Sasser

aka Sasser.A / Sasser.B

Sasser worm system crash and reboot cycle
discovered
2004-04
origin
Germany
reported by
Kaspersky Lab
author
Sven Jaschan (18-year-old German student)
family
Sasser
size
35840 bytes
platform
Windows XP/2000
vector
LSASS buffer overflow, no user interaction
payload
destructive
trigger
automatic

Payload

Spread without user interaction by exploiting the LSASS service. Caused infected machines to crash and reboot in a loop. Disrupted Delta Air Lines, British Coastguard, and hospitals. Jaschan was caught on his 18th birthday.

The Crash Cycle

Sasser was a worm that wanted nothing from you except the privilege of destroying your system in a very specific way. It did not attempt to steal data, did not exfiltrate files, did not install backdoors, did not send copies of itself in emails. Sasser's entire purpose was to make Windows machines crash repeatedly until manual intervention.

The vector was a buffer overflow in the LSASS (Local Security Authority Subsystem Service), the Windows component responsible for authentication and access control. Like Blaster before it, Sasser required no user interaction. The worm would scan network addresses, send a specially crafted packet, and if the target ran an unpatched Windows XP or 2000 machine, the overflow would execute. Code execution meant worm installation.

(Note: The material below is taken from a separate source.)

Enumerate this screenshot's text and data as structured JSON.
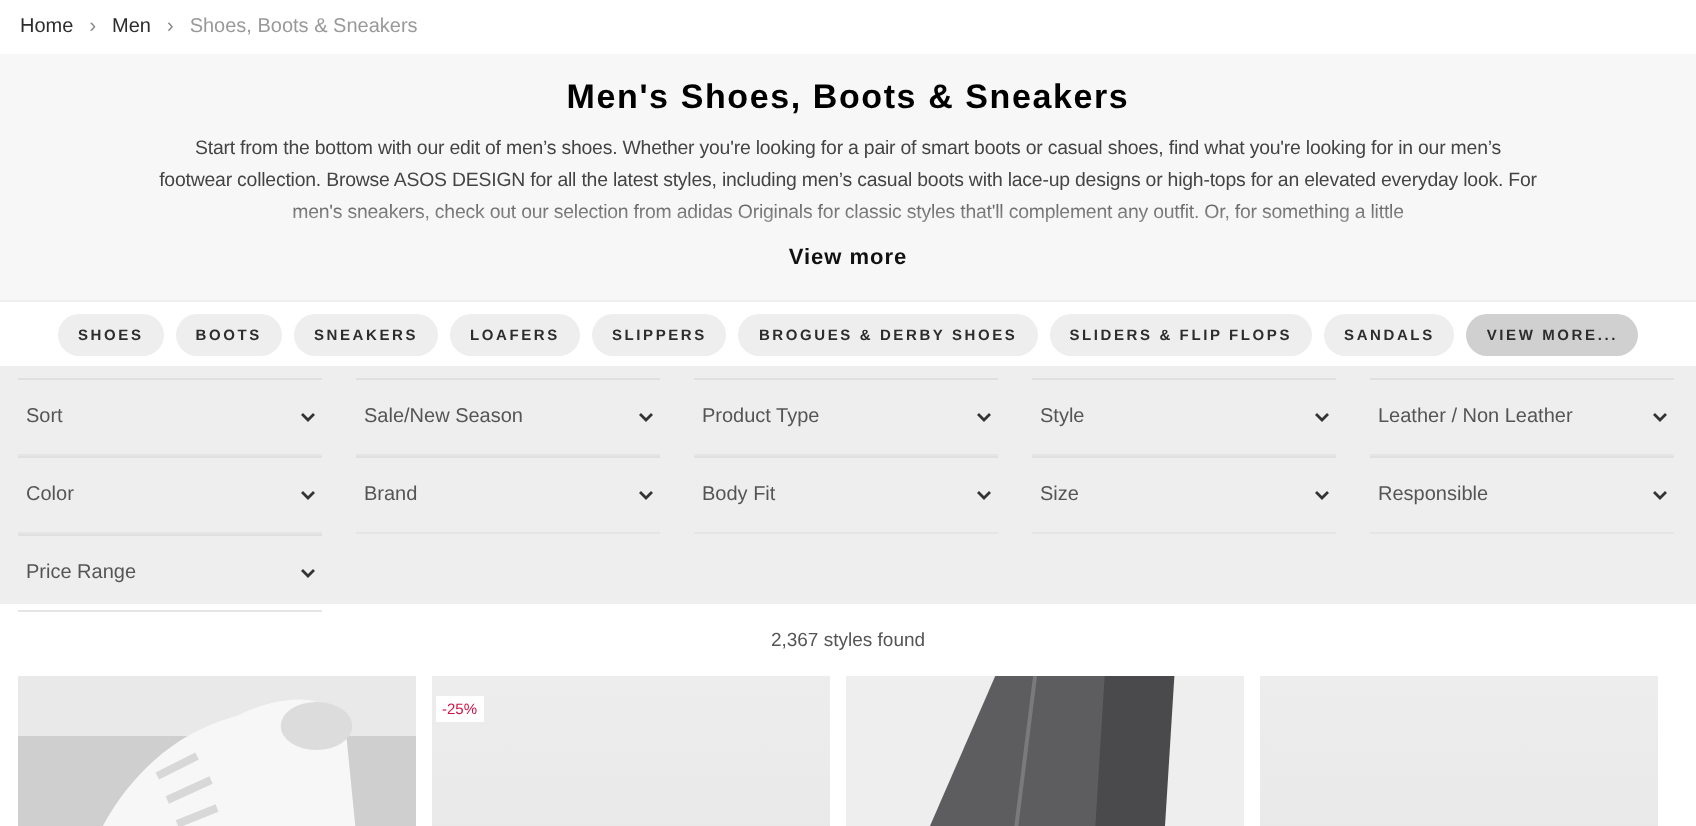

What distinguished Sasser from its predecessors was the cascade failure it triggered. When Sasser infected a machine, it didn't announce itself. It didn't display messages. It didn't send emails. Instead, it modified the LSASS process in such a way that the service would become unstable. The system would crash. Windows would automatically reboot (as per default settings). And when the system came back online, before the user could even log in, LSASS would crash again. The machine would enter an infinite crash-reboot loop.

Users would see the Windows reboot notification, the login screen would appear for a moment, and then the machine would blue-screen again. Again. Again. The machine was inaccessible, unusable, effectively dead without manual intervention (booting into safe mode, manually patching the vulnerability, or reinstalling Windows entirely).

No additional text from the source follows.